I wake up dreading the doctor visit: probing, blood taking, whatever else they can think of. But it’s necessary, to stop the headaches. I tell Myk I’m going out with friends, grab my coat and keys, and head outside. The place is some private clinic in Reston I’ve never heard of, but I’m pretty sure I can find it okay. I can always stop and ask my tail for directions.

I only get as far as the driveway when a car screeches to a halt in front of me. A black Jeep Cherokee, an old one. The passenger door flies open. Dedushka leans across the front seat.

“Get in!”

I hesitate.

“Yakob!” he yells. “Get in the car
now
!”

I glance over my shoulder at the house—wondering if Ana’s watching—then jump in, slam the door behind me. He takes off, jetting down the street like a bat out of hell.

“Dedushka, what are you—”

“Turn off the phone. Put it and your watch in here.” He points to a thick metal container between the seats, about the size of a cigar box, propped with the lid open. “Quickly. I will explain.” He flies around the corner, well above the speed limit, eyes on the rearview mirror.

Okay then.

I unbuckle the watch, tug my phone out of my pocket, and drop them both into the box. He slams it shut with one hand, turns a knob, then jerks a thumb toward the backseat. “A bag is back there. Put box into bag, seal it. Now.”

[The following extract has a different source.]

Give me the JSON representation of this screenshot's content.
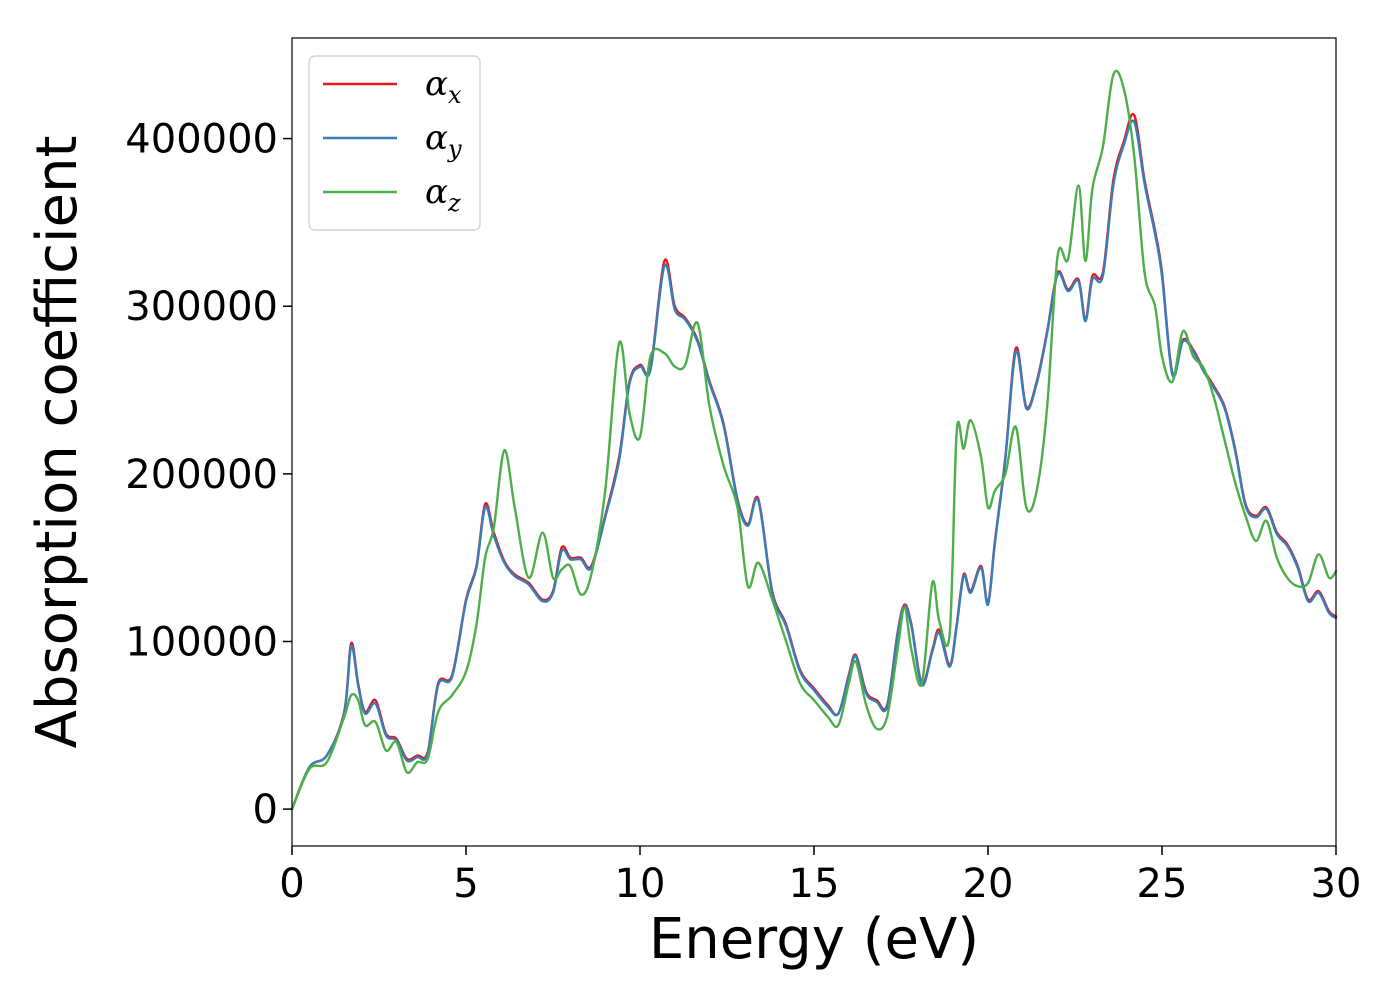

I’ve never seen a bag like this. It’s like Tyvek, but threaded with some kind of metal fibers, silver glinting through the white. I shove the box in, tear off a strip, and seal the flap.

He breathes out a sigh of relief that ruffles his beard. The beard is longer than when I saw him last, almost to his chest, and whiter. Like Santa Claus. “Good. I must only outrun them now, and then we talk.”

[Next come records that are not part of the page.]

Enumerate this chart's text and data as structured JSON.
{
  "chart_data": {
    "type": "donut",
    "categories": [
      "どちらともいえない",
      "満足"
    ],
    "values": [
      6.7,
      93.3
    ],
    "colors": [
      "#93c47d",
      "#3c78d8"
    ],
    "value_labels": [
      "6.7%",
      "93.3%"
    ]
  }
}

I swing around to look through the back window. Sure enough, there’s my tail, frantically weaving in and out of traffic, trying to keep up with Dedushka’s maneuvers. I imagine Ana probably isn’t far behind. Though she’ll have to get around my car, which is blocking hers.

What the
hell
is going on? He’s kidnapping me? How does he know about
them
?

“Patience, Yakob.” He sets a wrinkled, spotted hand on my knee before shifting down to flip a sudden U-turn and head back the other way. We’re deep in Herndon already, near the 606. “I will explain.” He throws me a searching look under snarled white eyebrows. “And you will explain. But wait until we are safe.”

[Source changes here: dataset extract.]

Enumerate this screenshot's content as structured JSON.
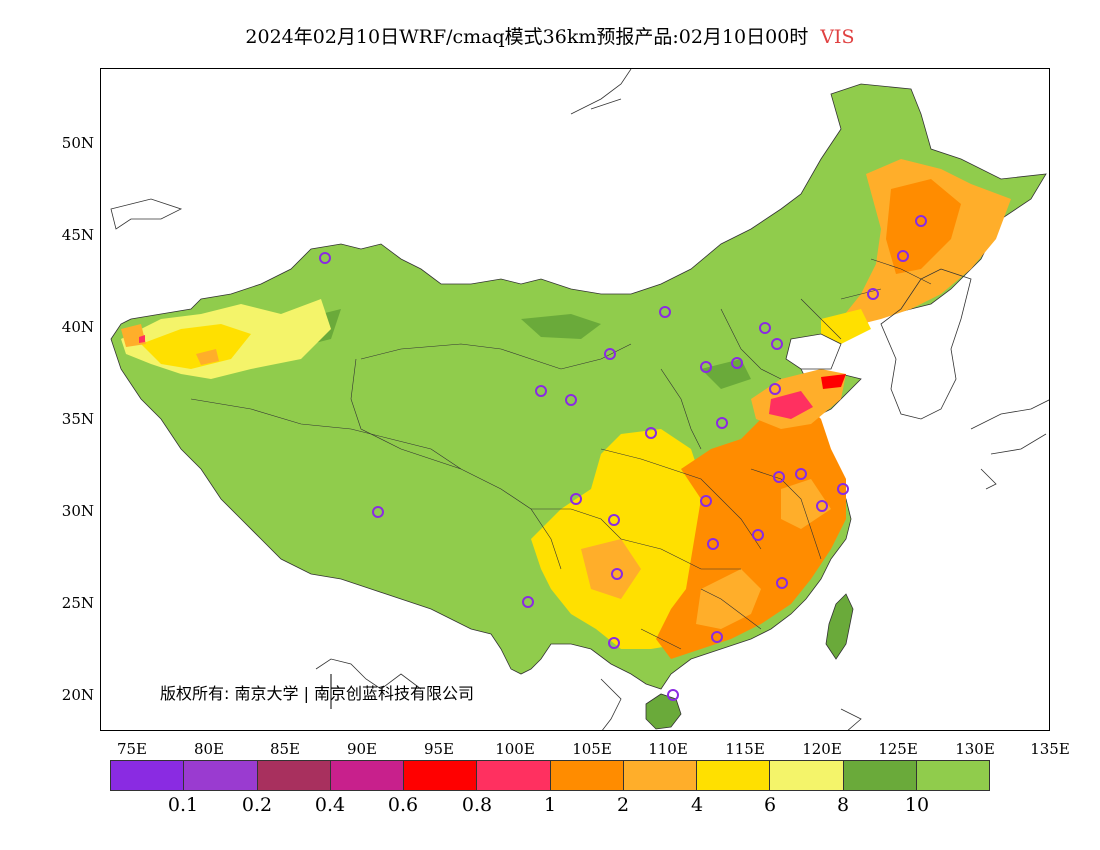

He zooms onto the 606, passing cars left and right, until it merges onto the 7, and heads northwest toward Leesburg. I watch the trees fly by, my brain spinning in the same circles without getting anywhere. When we’re almost to Leesburg, he looks back again, and slows down. “We are clear. Now we shall see how well my protection works.”

He gets off the freeway, turns sharply into a Walmart parking lot, and parks out in the far corner, where there are plenty of other cars but not much foot traffic. Only then does he turn and look at me full on.

“Yakob,” he says gruffly. “What have you gotten into?”

My mouth falls open. “I don’t … I don’t know…”

“Laduo.”
He sighs. “I go first.” He combs his beard with one hand, over and over, staring out the window. Then he turns back to me.

“I will start here: I do not know very much. I know you can do…” He flaps a hand in the air like a bird. “Something valuable, dangerous. Your father told me this. He would not tell me what it is, for my own safety, for yours.” He sinks back in the seat. “He asked me to protect you, if something goes wrong. He gave me a way to know it has gone wrong.”

His eyes find mine. They’re gray-blue like mine, like Dad’s. “That watch of his had a tracker in it, Yakob. It was my job, these two years, to watch the tracker, to make sure it was normal for you. And then a week ago it was not. You are in Arlington on Saturday morning—which is not normal. And then the signal vanishes … poof.” He makes the shape of an explosion with his fingers. “And I call you. Your mother says you are skiing, which you are not. When I reach you the next day, you lie to me … yes, Dedushka, I was skiing. And you still have your watch, but nothing. Someone took the tracker out, and you did not know it. So what did you do, in Arlington?”